Ficou claro que alguns conceitos da economia comportamental e da vertente de finanças comportamentais, podem descrever supostas razões para o comportamento que se observou no objeto deste estudo. Mesmo os conceitos da teoria comportamental levantados e utilizados nesta análise, possuem dificuldades em serem normativos em suas aplicações, pois geralmente se deparam com aplicações que podem envolver demasiada subjetividade, o que os leva a seguirem uma linha mais descritiva.
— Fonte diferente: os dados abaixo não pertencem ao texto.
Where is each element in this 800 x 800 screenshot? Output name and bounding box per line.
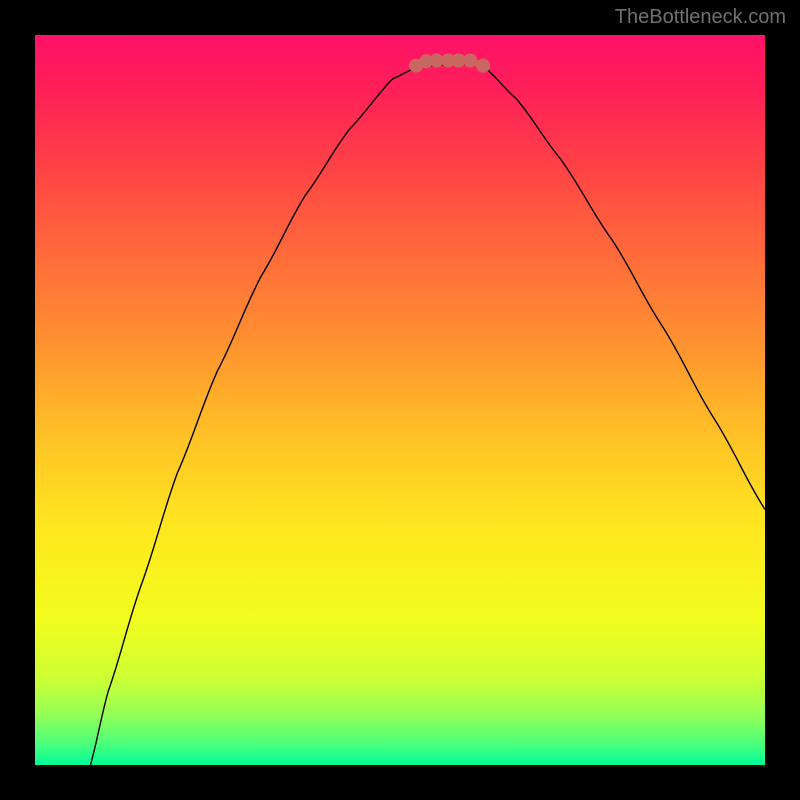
bottleneck-curve [90, 64, 765, 765]
watermark-text: TheBottleneck.com [615, 6, 786, 29]
optimal-marker [463, 54, 477, 68]
chart-curve-layer [0, 0, 800, 800]
optimal-marker [476, 59, 490, 73]
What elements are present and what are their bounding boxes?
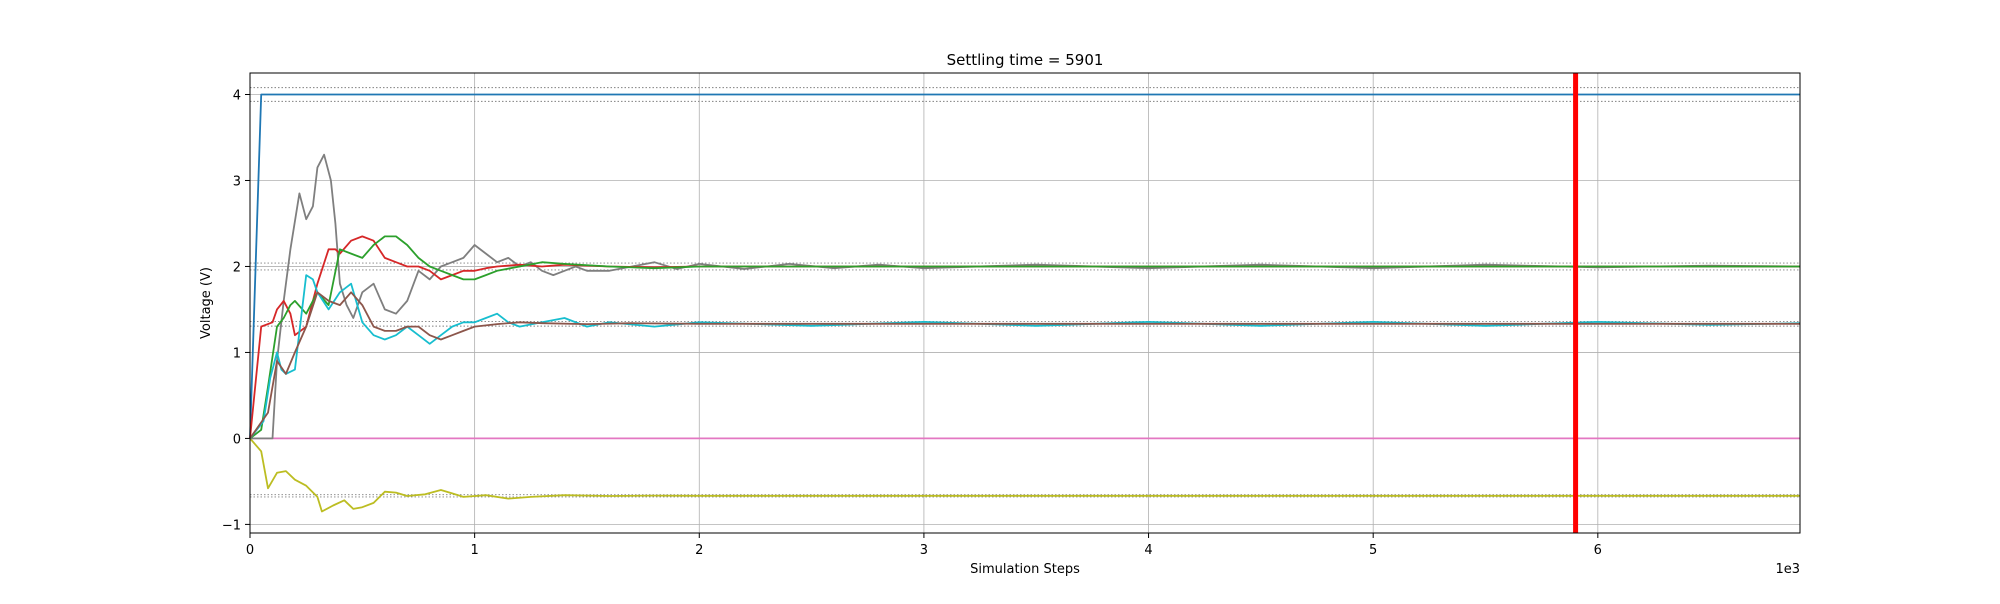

Apesar disso, pode-se afirmar, que mesmo sem sacramentar soluções para as questões de julgamento nas volatilidades de valor aqui estudas, essas teorias colaboram para preencher lacunas que claramente existem na teoria clássica de finanças. Como a teoria clássica exclusivamente não pode corroborar os movimentos observados, talvez possamos supor que a receita ideal para entender um cenário como esse, necessite de mais ingredientes além da hipótese de mercados eficientes, não necessariamente a descartando.

Algo que se poderia buscar, além do evento de subida dos preços das ações naquele período de 2018, seria uma compreensão para os valores de mercado médios que a empresa já vinha sendo negociada antes dos picos de preço, dado que os indicadores financeiros necessitariam de premissas muito otimistas para se chegar até mesmo aos patamares observados em períodos anteriores. Fatores como os intangíveis da empresa poderiam ser analisados para se buscar alguma base de valor que ajude a fundamentar o valor de mercado diante do seu desempenho. Algo que também pode ser analisado, em estudos futuros, é a eventual influência do efeito dotação descrito no capítulo 1, que distorce o julgamento de valor de um bem quando em posse do julgado, sobre ações com valores unitários muito baixos.